IL DIRITTO TIRANNO

Anni fa, in una sentenza che non a caso è stata definita storica, la Corte costituzionale chiari’ a tutti che nel nostro ordinamento non esistono diritti “tiranni”, destinati cioè ad avere la precedenza su tutti gli altri: l’eventuale conflitto deve essere risolto di volta in volta bilanciando i diritti in contrasto secondo criteri di proporzionalità e ragionevolezza. È quello che è accaduto anche nel caso Astrazeneca e, più in generale, con la normativa di contrasto alla pandemia? Nel caso Astrazeneca, qualche perplessità la avrei: un ovvio principio di precauzione avrebbe forse suggerito di sospendere la somministrazione nel momento in cui sono emersi dei dubbi, piuttosto che aspettare fino a quando la gente non ha cominciato a rifiutare il vaccino, mettendo a rischio una campagna vaccinale che è oggettivamente indispensabile. Ed è evidente che non si potrà fare alcun bilanciamento fino a che non si conoscerà l’esito degli accertamenti in corso. Confesso, però, che mi è venuto da chiedermi se il caso Astrazeneca non è stato solo un altro esempio di un fenomeno più generale, e se in quest’ultimo anno non abbiamo inventato un diritto tiranno: quello alla tutela della salute collettiva. Non mi interesso di politica, ma di diritto sì: è stato rispettato sempre, quell’insegnamento della Corte?
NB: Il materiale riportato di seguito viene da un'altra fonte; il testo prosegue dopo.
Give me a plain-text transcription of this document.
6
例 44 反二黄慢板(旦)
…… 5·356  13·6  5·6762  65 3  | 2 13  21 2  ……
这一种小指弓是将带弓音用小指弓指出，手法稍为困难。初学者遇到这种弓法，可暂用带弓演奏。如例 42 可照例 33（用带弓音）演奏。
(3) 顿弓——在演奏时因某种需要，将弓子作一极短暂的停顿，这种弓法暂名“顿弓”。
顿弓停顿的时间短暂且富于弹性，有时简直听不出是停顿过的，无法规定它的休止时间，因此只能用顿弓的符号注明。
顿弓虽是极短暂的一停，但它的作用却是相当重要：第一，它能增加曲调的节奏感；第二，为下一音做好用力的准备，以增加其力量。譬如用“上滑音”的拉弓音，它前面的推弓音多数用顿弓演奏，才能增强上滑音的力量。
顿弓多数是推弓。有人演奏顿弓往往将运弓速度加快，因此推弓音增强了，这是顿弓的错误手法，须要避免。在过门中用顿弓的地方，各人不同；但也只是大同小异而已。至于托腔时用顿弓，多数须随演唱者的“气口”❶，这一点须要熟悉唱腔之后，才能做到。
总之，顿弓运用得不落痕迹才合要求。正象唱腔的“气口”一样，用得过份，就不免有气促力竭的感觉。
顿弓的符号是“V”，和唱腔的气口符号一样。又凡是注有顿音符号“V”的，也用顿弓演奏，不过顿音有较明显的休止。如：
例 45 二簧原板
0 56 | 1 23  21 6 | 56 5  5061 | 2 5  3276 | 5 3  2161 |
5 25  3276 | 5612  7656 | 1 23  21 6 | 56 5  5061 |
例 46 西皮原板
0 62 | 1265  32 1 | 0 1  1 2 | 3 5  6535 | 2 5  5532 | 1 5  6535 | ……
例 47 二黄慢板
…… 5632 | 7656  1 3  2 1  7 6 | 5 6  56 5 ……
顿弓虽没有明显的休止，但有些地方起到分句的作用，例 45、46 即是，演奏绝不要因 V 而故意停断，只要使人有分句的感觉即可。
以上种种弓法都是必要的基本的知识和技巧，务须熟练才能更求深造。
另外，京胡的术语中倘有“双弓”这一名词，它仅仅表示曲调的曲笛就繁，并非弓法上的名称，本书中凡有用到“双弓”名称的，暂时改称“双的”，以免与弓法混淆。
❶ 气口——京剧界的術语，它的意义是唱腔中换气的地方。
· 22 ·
In nome di quel sacrosanto diritto alla tutela della salute collettiva, nell’ultimo anno abbiamo chiuso negozi, musei, teatri, tribunali, scuole, vie, piazze, parchi, giardini: è sempre accaduto all’esito di un bilanciamento secondo criteri di proporzionalità e ragionevolezza tra quel diritto collettivo e quelli individuali dei soggetti incisi? È sempre stato adeguatamente tutelato il diritto dei cittadini – cito la Corte- “di agire in giudizio per la tutela delle proprie situazioni giuridiche soggettive, con le relative domande risarcitorie di cui agli art. 24 e 113 Cost.”? Non lo so, lo confesso: non ho critiche da muovere o soluzioni da proporre. Ma so che se al Governo spetta di perseguire gli interessi collettivi, a noi Avvocati compete di tutelare i diritti individuali: tra gli uni e gli altri è necessario sempre un bilanciamento ragionevole, e forse – ora che si comincia a vedere una luce in fondo al tunnel- è venuto il momento di cominciare a porsi delle domande.